The Revolutionary Optimists will leverage this artistry, to reveal to the audience both the desperate, flawed world he is trying to change, and the vibrant, colorful world that his optimism generates. As the centerpiece of a multi-platform advocacy campaign, The Revolutionary Optimists will leverage Ganguly’s story to bring attention to the urgent need to solve the treatable health problems in the developing world, and how education and child empowerment are a crucial key to reaching that goal.
Through our online tool,
Map Your World, we hope to give these youth a powerful technological tool to advance their dreams of change for the neighborhood and inspire other kids around the world to make their worlds a better place.
A qualified lawyer, Amlan began his career as an apprentice to the most reputed criminal lawyer in Calcutta. He was soon disillusioned with a legal system that provided little justice to the poor unable to pay fees and withstand the long drawn legal process.
In 1996, Amlan decided to make a complete switch and joined Lutheran World Service India.
In 1999, Amlan registered
Prayasam with a few friends with the intention of enabling children to participate in the decisions and factors that affect their lives. Under Amlan’s leadership, Prayasam has emerged as a regional expert and trailblazer in child rights programming and workshops. Amlan is best known for his use of popular media to engage and educate children in an interactive, problem-posing approach. A self-taught choreographer and fashion designer, Amlan incorporates both contemporary and traditional art forms into Prayasam’s alternative education models, which range from song, dance and comics to puppetry and storytelling.
The Board of Directors of Prayasam is composed mostly of children
Amlan has made mentorship a hallmark at
Prayasam, which has become a platform for introducing young people of diverse backgrounds to the social sector. Amlan is best known for his use of popular media to engage and educate children in an interactive, problem-posing approach.
Amlan’s ideas about education have been recognized worldwide as both timely and important.
In 2006, he became an
Ashoka Fellow, part of an association of the world’s leading social entrepreneurs.
In July 2007, Amlan was invited by the Rockefeller Foundation to attend the
Global Urban Summit on Innovations for an Urban World in Bellagio, Italy.
In 2011 Amlan was awarded the Ford Fellowship by the Ford Motor Company Fund and the Picker Center for Executive Education at Columbia University’s School of International and Public Affairs.

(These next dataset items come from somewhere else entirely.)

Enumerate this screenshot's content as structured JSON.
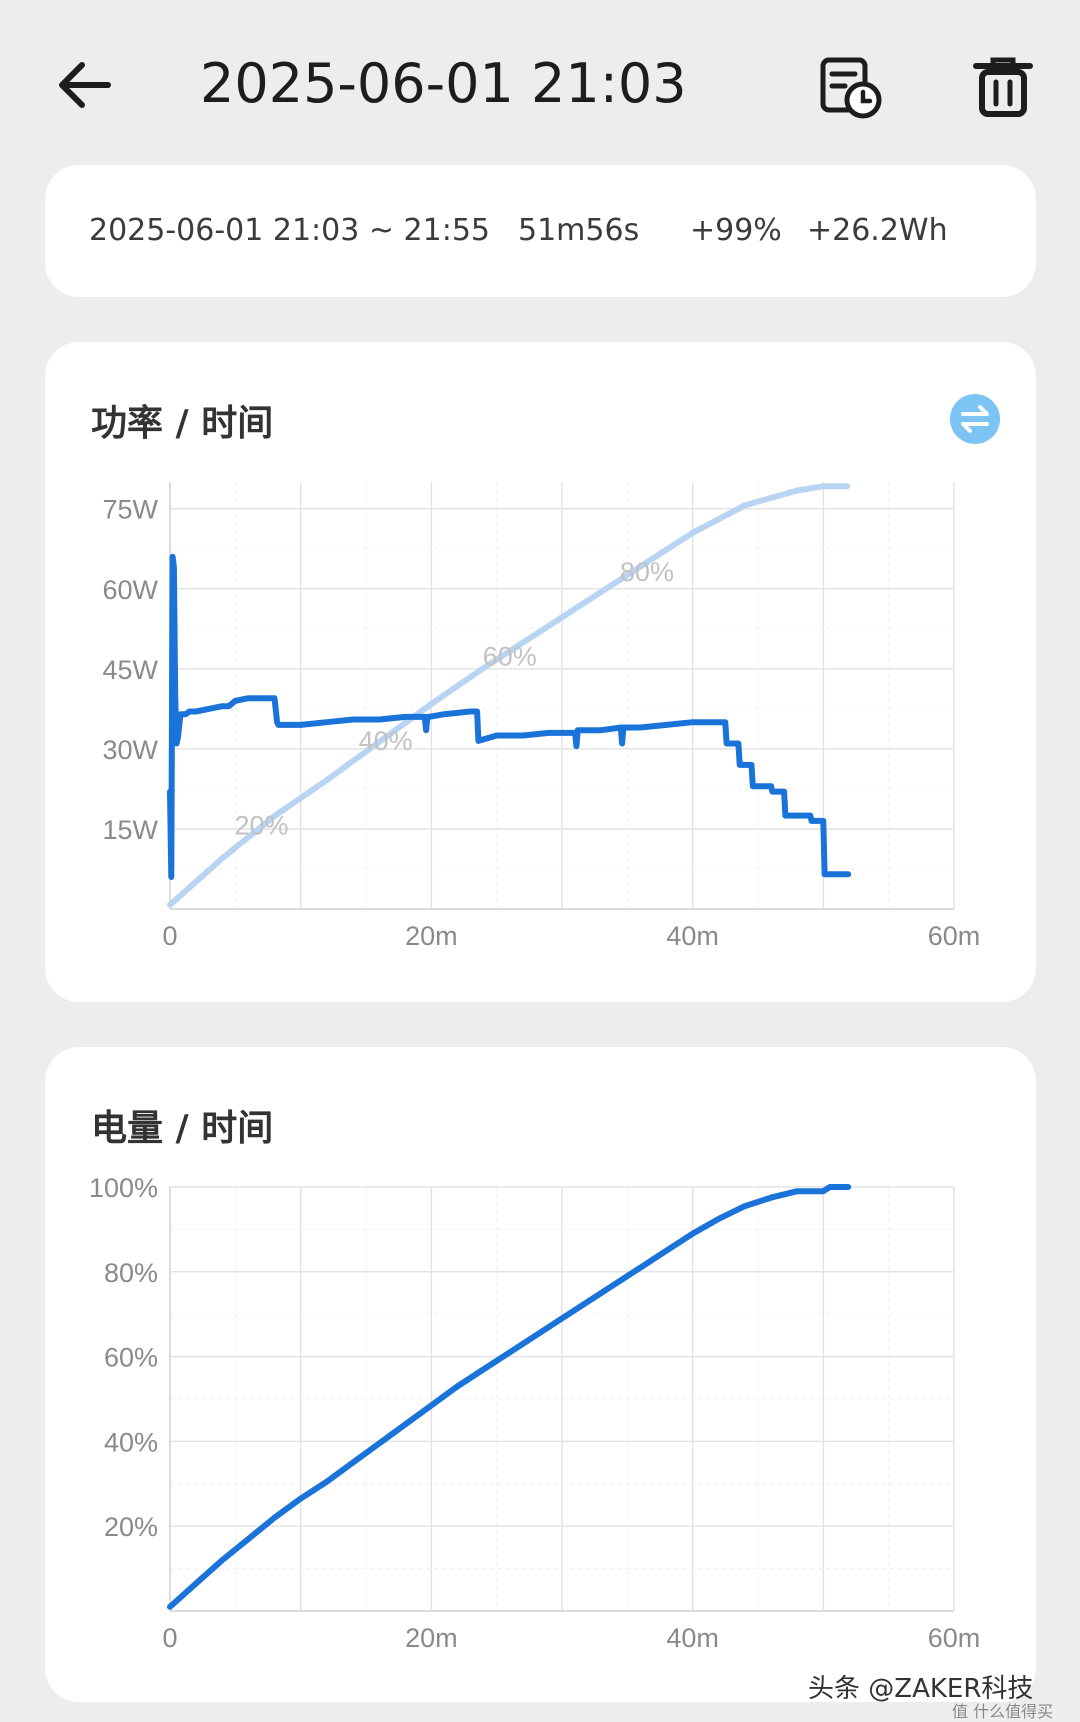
{
  "header": {
    "title": "2025-06-01 21:03"
  },
  "summary": {
    "range": "2025-06-01  21:03 ~ 21:55",
    "duration": "51m56s",
    "percent": "+99%",
    "energy": "+26.2Wh"
  },
  "power_card": {
    "title": "功率 / 时间"
  },
  "battery_card": {
    "title": "电量 / 时间"
  },
  "watermark": {
    "text": "头条 @ZAKER科技",
    "sub": "值 什么值得买"
  },
  "colors": {
    "power_line": "#1a73d9",
    "percent_overlay": "#b9d3f2",
    "battery_line": "#1a73d9",
    "swap_icon": "#7cc4f4"
  },
  "chart_data": [
    {
      "type": "line",
      "title": "功率 / 时间",
      "x_unit": "minutes",
      "xlim": [
        0,
        60
      ],
      "ylim": [
        0,
        80
      ],
      "x_ticks": [
        0,
        20,
        40,
        60
      ],
      "x_tick_labels": [
        "0",
        "20m",
        "40m",
        "60m"
      ],
      "y_ticks": [
        15,
        30,
        45,
        60,
        75
      ],
      "y_tick_labels": [
        "15W",
        "30W",
        "45W",
        "60W",
        "75W"
      ],
      "grid": true,
      "series": [
        {
          "role": "power",
          "x": [
            0,
            0.1,
            0.2,
            0.3,
            0.4,
            0.5,
            0.6,
            0.8,
            1.0,
            1.2,
            1.5,
            2,
            3,
            4,
            4.5,
            5,
            6,
            7,
            8,
            8.2,
            8.3,
            10,
            12,
            14,
            16,
            18,
            19.5,
            19.6,
            19.7,
            19.8,
            21,
            23,
            23.5,
            23.6,
            25,
            27,
            29,
            30,
            31,
            31.1,
            31.2,
            33,
            34.5,
            34.6,
            34.7,
            36,
            38,
            40,
            42,
            42.5,
            42.6,
            43,
            43.5,
            43.6,
            44.5,
            44.6,
            46,
            46.1,
            47,
            47.1,
            49,
            49.1,
            50,
            50.1,
            51.9
          ],
          "y": [
            22,
            6,
            66,
            64,
            40,
            31,
            32,
            36.5,
            36.5,
            36.5,
            37,
            37,
            37.5,
            38,
            38,
            39,
            39.5,
            39.5,
            39.5,
            35,
            34.5,
            34.5,
            35,
            35.5,
            35.5,
            36,
            36,
            33.5,
            36,
            36,
            36.5,
            37,
            37,
            31.5,
            32.5,
            32.5,
            33,
            33,
            33,
            30.5,
            33.5,
            33.5,
            34,
            31,
            34,
            34,
            34.5,
            35,
            35,
            35,
            31,
            31,
            31,
            27,
            27,
            23,
            23,
            22,
            22,
            17.5,
            17.5,
            16.5,
            16.5,
            6.5,
            6.5
          ]
        },
        {
          "role": "battery_percent_overlay",
          "x": [
            0,
            4,
            8,
            12,
            16,
            20,
            24,
            28,
            32,
            36,
            40,
            44,
            48,
            50,
            51.9
          ],
          "y": [
            1,
            12,
            22,
            30.5,
            39.5,
            48.5,
            57,
            65,
            73,
            81,
            89,
            95.5,
            99,
            100,
            100
          ],
          "point_labels": [
            {
              "x": 7,
              "y": 20,
              "label": "20%"
            },
            {
              "x": 16.5,
              "y": 40,
              "label": "40%"
            },
            {
              "x": 26,
              "y": 60,
              "label": "60%"
            },
            {
              "x": 36.5,
              "y": 80,
              "label": "80%"
            }
          ]
        }
      ]
    },
    {
      "type": "line",
      "title": "电量 / 时间",
      "x_unit": "minutes",
      "xlim": [
        0,
        60
      ],
      "ylim": [
        0,
        100
      ],
      "x_ticks": [
        0,
        20,
        40,
        60
      ],
      "x_tick_labels": [
        "0",
        "20m",
        "40m",
        "60m"
      ],
      "y_ticks": [
        20,
        40,
        60,
        80,
        100
      ],
      "y_tick_labels": [
        "20%",
        "40%",
        "60%",
        "80%",
        "100%"
      ],
      "grid": true,
      "series": [
        {
          "role": "battery",
          "x": [
            0,
            2,
            4,
            6,
            8,
            10,
            12,
            14,
            16,
            18,
            20,
            22,
            24,
            26,
            28,
            30,
            32,
            34,
            36,
            38,
            40,
            42,
            44,
            46,
            48,
            49,
            50,
            50.5,
            51,
            51.9
          ],
          "y": [
            1,
            6.5,
            12,
            17,
            22,
            26.5,
            30.5,
            35,
            39.5,
            44,
            48.5,
            53,
            57,
            61,
            65,
            69,
            73,
            77,
            81,
            85,
            89,
            92.5,
            95.5,
            97.5,
            99,
            99,
            99,
            100,
            100,
            100
          ]
        }
      ]
    }
  ]
}
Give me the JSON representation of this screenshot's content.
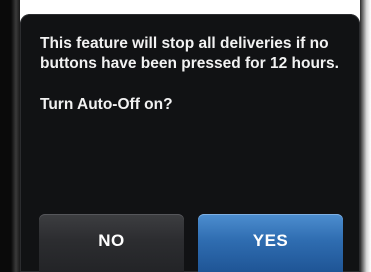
{
  "dialog": {
    "message": "This feature will stop all deliveries if no buttons have been pressed for 12 hours.",
    "question": "Turn Auto-Off on?"
  },
  "buttons": {
    "no_label": "NO",
    "yes_label": "YES"
  },
  "colors": {
    "screen_background": "#111214",
    "text": "#f2f2f2",
    "no_button": "#2c2d30",
    "yes_button": "#2f6db1"
  }
}
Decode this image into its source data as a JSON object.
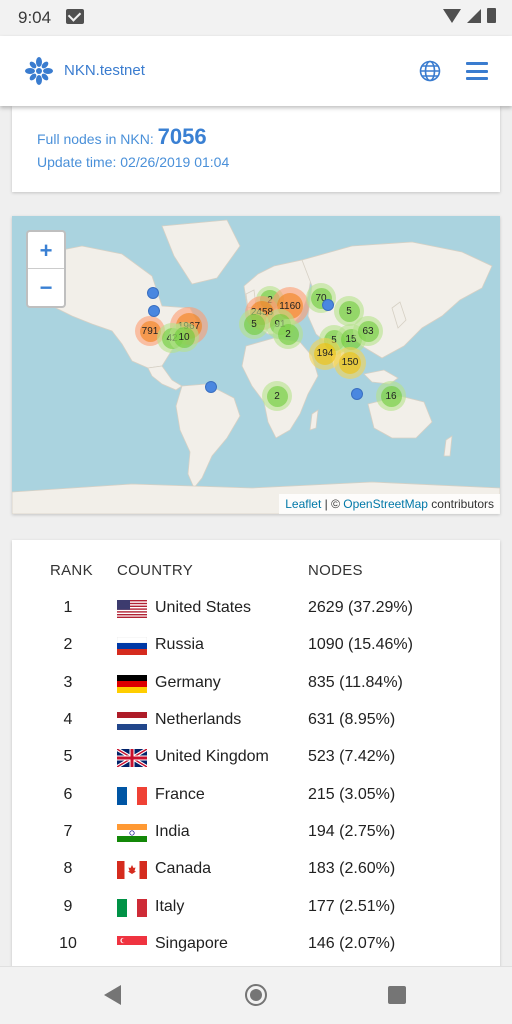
{
  "status_bar": {
    "time": "9:04",
    "icons": [
      "gmail-icon",
      "wifi-icon",
      "cell-signal-icon",
      "battery-icon"
    ]
  },
  "app_bar": {
    "title": "NKN.testnet",
    "icons": [
      "nkn-logo-icon",
      "globe-icon",
      "menu-icon"
    ],
    "accent_color": "#3a7ccf"
  },
  "summary": {
    "full_nodes_label": "Full nodes in NKN:",
    "full_nodes_count": "7056",
    "update_label": "Update time:",
    "update_time": "02/26/2019 01:04"
  },
  "map": {
    "zoom_in": "+",
    "zoom_out": "−",
    "clusters": [
      {
        "label": "791",
        "level": "orange"
      },
      {
        "label": "1967",
        "level": "orange"
      },
      {
        "label": "42",
        "level": "green"
      },
      {
        "label": "10",
        "level": "green"
      },
      {
        "label": "2",
        "level": "green"
      },
      {
        "label": "1160",
        "level": "orange"
      },
      {
        "label": "2458",
        "level": "orange"
      },
      {
        "label": "5",
        "level": "green"
      },
      {
        "label": "91",
        "level": "green"
      },
      {
        "label": "2",
        "level": "green"
      },
      {
        "label": "70",
        "level": "green"
      },
      {
        "label": "5",
        "level": "green"
      },
      {
        "label": "5",
        "level": "green"
      },
      {
        "label": "15",
        "level": "green"
      },
      {
        "label": "63",
        "level": "green"
      },
      {
        "label": "194",
        "level": "yellow"
      },
      {
        "label": "150",
        "level": "yellow"
      },
      {
        "label": "2",
        "level": "green"
      },
      {
        "label": "16",
        "level": "green"
      }
    ],
    "attribution": {
      "leaflet": "Leaflet",
      "sep": " | © ",
      "osm": "OpenStreetMap",
      "suffix": " contributors"
    }
  },
  "table": {
    "headers": {
      "rank": "RANK",
      "country": "COUNTRY",
      "nodes": "NODES"
    },
    "rows": [
      {
        "rank": "1",
        "country": "United States",
        "nodes": "2629 (37.29%)",
        "flag": "us-flag-icon"
      },
      {
        "rank": "2",
        "country": "Russia",
        "nodes": "1090 (15.46%)",
        "flag": "ru-flag-icon"
      },
      {
        "rank": "3",
        "country": "Germany",
        "nodes": "835 (11.84%)",
        "flag": "de-flag-icon"
      },
      {
        "rank": "4",
        "country": "Netherlands",
        "nodes": "631 (8.95%)",
        "flag": "nl-flag-icon"
      },
      {
        "rank": "5",
        "country": "United Kingdom",
        "nodes": "523 (7.42%)",
        "flag": "gb-flag-icon"
      },
      {
        "rank": "6",
        "country": "France",
        "nodes": "215 (3.05%)",
        "flag": "fr-flag-icon"
      },
      {
        "rank": "7",
        "country": "India",
        "nodes": "194 (2.75%)",
        "flag": "in-flag-icon"
      },
      {
        "rank": "8",
        "country": "Canada",
        "nodes": "183 (2.60%)",
        "flag": "ca-flag-icon"
      },
      {
        "rank": "9",
        "country": "Italy",
        "nodes": "177 (2.51%)",
        "flag": "it-flag-icon"
      },
      {
        "rank": "10",
        "country": "Singapore",
        "nodes": "146 (2.07%)",
        "flag": "sg-flag-icon"
      }
    ]
  },
  "nav_bar": {
    "icons": [
      "back-icon",
      "home-icon",
      "recent-apps-icon"
    ]
  }
}
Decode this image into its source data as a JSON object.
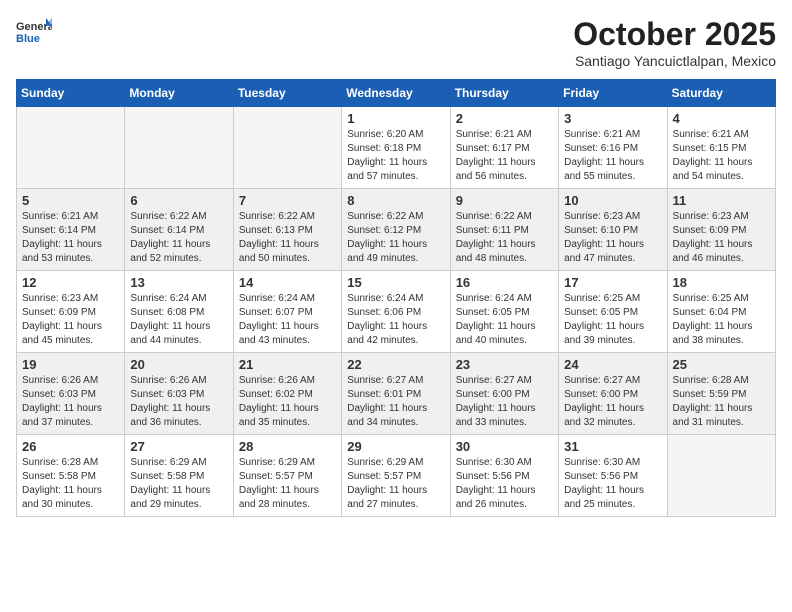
{
  "header": {
    "logo": {
      "general": "General",
      "blue": "Blue"
    },
    "title": "October 2025",
    "location": "Santiago Yancuictlalpan, Mexico"
  },
  "weekdays": [
    "Sunday",
    "Monday",
    "Tuesday",
    "Wednesday",
    "Thursday",
    "Friday",
    "Saturday"
  ],
  "weeks": [
    [
      {
        "day": null,
        "info": null
      },
      {
        "day": null,
        "info": null
      },
      {
        "day": null,
        "info": null
      },
      {
        "day": "1",
        "info": "Sunrise: 6:20 AM\nSunset: 6:18 PM\nDaylight: 11 hours and 57 minutes."
      },
      {
        "day": "2",
        "info": "Sunrise: 6:21 AM\nSunset: 6:17 PM\nDaylight: 11 hours and 56 minutes."
      },
      {
        "day": "3",
        "info": "Sunrise: 6:21 AM\nSunset: 6:16 PM\nDaylight: 11 hours and 55 minutes."
      },
      {
        "day": "4",
        "info": "Sunrise: 6:21 AM\nSunset: 6:15 PM\nDaylight: 11 hours and 54 minutes."
      }
    ],
    [
      {
        "day": "5",
        "info": "Sunrise: 6:21 AM\nSunset: 6:14 PM\nDaylight: 11 hours and 53 minutes."
      },
      {
        "day": "6",
        "info": "Sunrise: 6:22 AM\nSunset: 6:14 PM\nDaylight: 11 hours and 52 minutes."
      },
      {
        "day": "7",
        "info": "Sunrise: 6:22 AM\nSunset: 6:13 PM\nDaylight: 11 hours and 50 minutes."
      },
      {
        "day": "8",
        "info": "Sunrise: 6:22 AM\nSunset: 6:12 PM\nDaylight: 11 hours and 49 minutes."
      },
      {
        "day": "9",
        "info": "Sunrise: 6:22 AM\nSunset: 6:11 PM\nDaylight: 11 hours and 48 minutes."
      },
      {
        "day": "10",
        "info": "Sunrise: 6:23 AM\nSunset: 6:10 PM\nDaylight: 11 hours and 47 minutes."
      },
      {
        "day": "11",
        "info": "Sunrise: 6:23 AM\nSunset: 6:09 PM\nDaylight: 11 hours and 46 minutes."
      }
    ],
    [
      {
        "day": "12",
        "info": "Sunrise: 6:23 AM\nSunset: 6:09 PM\nDaylight: 11 hours and 45 minutes."
      },
      {
        "day": "13",
        "info": "Sunrise: 6:24 AM\nSunset: 6:08 PM\nDaylight: 11 hours and 44 minutes."
      },
      {
        "day": "14",
        "info": "Sunrise: 6:24 AM\nSunset: 6:07 PM\nDaylight: 11 hours and 43 minutes."
      },
      {
        "day": "15",
        "info": "Sunrise: 6:24 AM\nSunset: 6:06 PM\nDaylight: 11 hours and 42 minutes."
      },
      {
        "day": "16",
        "info": "Sunrise: 6:24 AM\nSunset: 6:05 PM\nDaylight: 11 hours and 40 minutes."
      },
      {
        "day": "17",
        "info": "Sunrise: 6:25 AM\nSunset: 6:05 PM\nDaylight: 11 hours and 39 minutes."
      },
      {
        "day": "18",
        "info": "Sunrise: 6:25 AM\nSunset: 6:04 PM\nDaylight: 11 hours and 38 minutes."
      }
    ],
    [
      {
        "day": "19",
        "info": "Sunrise: 6:26 AM\nSunset: 6:03 PM\nDaylight: 11 hours and 37 minutes."
      },
      {
        "day": "20",
        "info": "Sunrise: 6:26 AM\nSunset: 6:03 PM\nDaylight: 11 hours and 36 minutes."
      },
      {
        "day": "21",
        "info": "Sunrise: 6:26 AM\nSunset: 6:02 PM\nDaylight: 11 hours and 35 minutes."
      },
      {
        "day": "22",
        "info": "Sunrise: 6:27 AM\nSunset: 6:01 PM\nDaylight: 11 hours and 34 minutes."
      },
      {
        "day": "23",
        "info": "Sunrise: 6:27 AM\nSunset: 6:00 PM\nDaylight: 11 hours and 33 minutes."
      },
      {
        "day": "24",
        "info": "Sunrise: 6:27 AM\nSunset: 6:00 PM\nDaylight: 11 hours and 32 minutes."
      },
      {
        "day": "25",
        "info": "Sunrise: 6:28 AM\nSunset: 5:59 PM\nDaylight: 11 hours and 31 minutes."
      }
    ],
    [
      {
        "day": "26",
        "info": "Sunrise: 6:28 AM\nSunset: 5:58 PM\nDaylight: 11 hours and 30 minutes."
      },
      {
        "day": "27",
        "info": "Sunrise: 6:29 AM\nSunset: 5:58 PM\nDaylight: 11 hours and 29 minutes."
      },
      {
        "day": "28",
        "info": "Sunrise: 6:29 AM\nSunset: 5:57 PM\nDaylight: 11 hours and 28 minutes."
      },
      {
        "day": "29",
        "info": "Sunrise: 6:29 AM\nSunset: 5:57 PM\nDaylight: 11 hours and 27 minutes."
      },
      {
        "day": "30",
        "info": "Sunrise: 6:30 AM\nSunset: 5:56 PM\nDaylight: 11 hours and 26 minutes."
      },
      {
        "day": "31",
        "info": "Sunrise: 6:30 AM\nSunset: 5:56 PM\nDaylight: 11 hours and 25 minutes."
      },
      {
        "day": null,
        "info": null
      }
    ]
  ]
}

Prayasam continues to introduce its peer education and child empowerment concepts to impoverished sectors of society. Notably,
Prayasam is working with the West Bengal government to uplift brick kiln migrant worker communities – the first such collaboration between government and NGO in India – through its signature “Multiple Activity Centres.”
In addition to his work in West Bengal, Amlan facilitates leadership, soft skills and gender trainings across India, most recently with World Vision India in all over West Bengal and under the aegis of the Xavier Institute of Social Sciences in Bangalore, India.